Governo prevê oito leilões ferroviários e até R$ 656 bilhões para o setor

De acordo com o Ministério dos Transportes, estimativa inclui cerca de R$ 140 bilhões em investimentos diretos na malha ferroviária

Governo prevê oito leilões ferroviários e até R$ 656 bilhões para o setor

O Ministério dos Transportes apresentou uma carteira de projetos ferroviários com previsão de oito leilões e até R$ 656 bilhões em recursos mobilizados para o setor. A estimativa inclui cerca de R$ 140 bilhões em investimentos diretos na malha ferroviária.

As informações foram detalhadas pela Agência Nacional de Transportes Terrestres (ANTT) durante o 1º Fórum Ferroviário de Minas Gerais. No evento, a agência também apresentou um pacote de R$ 38 bilhões previsto para Minas Gerais ao longo dos próximos 30 anos.

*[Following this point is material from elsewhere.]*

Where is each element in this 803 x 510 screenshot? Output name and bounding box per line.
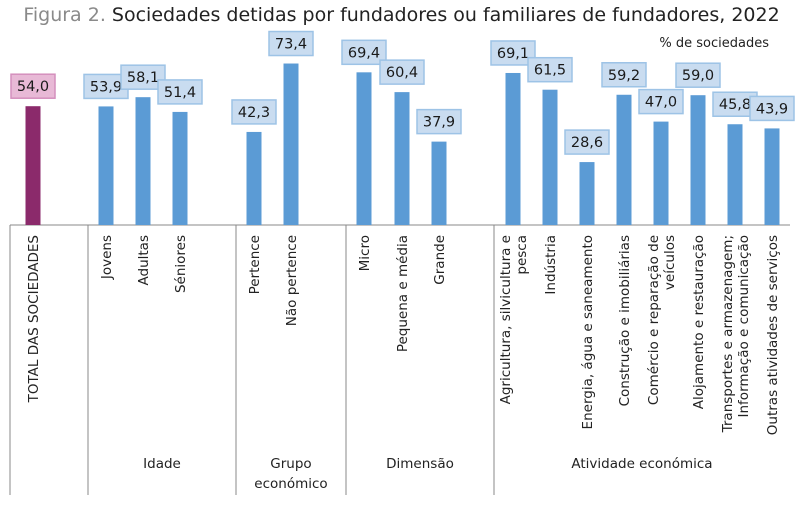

Segundo a ANTT, a carteira reúne projetos considerados estratégicos para a ampliação da infraestrutura ferroviária nacional. Entre eles estão a Ferrogrão, o Corredor Leste-Oeste, o Corredor Minas-Rio, a Malha Oeste e o Anel Ferroviário do Sudeste. Também integram o planejamento a expansão da Ferrovia Norte-Sul em direção ao Norte do país e os corredores Paraná-Santa Catarina, Rio Grande e Mercosul.

POLÍTICA NACIONAL DE OUTORGAS FERROVIÁRIAS

Durante o fórum, o diretor da ANTT Alessandro Baumgartner apresentou os principais pontos da Política Nacional de Outorgas Ferroviárias, iniciativa conduzida pelo Ministério dos Transportes. A proposta prevê modelos de concessão adaptados às características de cada projeto, revisão da matriz de riscos e novos mecanismos de financiamento e garantia econômica.

De acordo com a agência, a modelagem econômico-financeira passará a considerar características específicas de cada empreendimento, especialmente nos projetos com maior volume de investimentos iniciais. A política também prevê definição mais objetiva das responsabilidades entre poder concedente e concessionárias, além de instrumentos para mitigação de riscos construtivos, ambientais, geológicos e relacionados a desapropriações.

Entre os mecanismos previstos está o Viability Gap Funding (VGF), modelo que permite aportes para cobrir lacunas de viabilidade econômica em projetos de infraestrutura. A estrutura também prevê uso de contas vinculadas para liberação de recursos conforme a execução dos investimentos, participação da União para equilíbrio econômico-financeiro dos contratos, emissão de debêntures incentivadas e receitas acessórias, como exploração imobiliária ao longo dos corredores ferroviários.

SUSTENTABILIDADE

A ANTT informou ainda que a política ferroviária incorpora medidas relacionadas à sustentabilidade e à execução ambiental dos projetos. Entre elas está a possibilidade de o poder público assumir etapas como a obtenção da licença ambiental prévia. O modelo também prevê interoperabilidade ferroviária, uso de material rodante de terceiros e ampliação da eficiência operacional da malha.

Durante o evento, representantes da FIEMG destacaram a participação de Minas Gerais na malha ferroviária nacional. Segundo os dados apresentados, o estado possui cerca de 5 mil quilômetros de ferrovias, o equivalente a aproximadamente 17% da rede nacional. O corredor Minas-Rio foi citado entre os projetos previstos para ampliar a conexão com portos e diversificar a matriz logística do estado.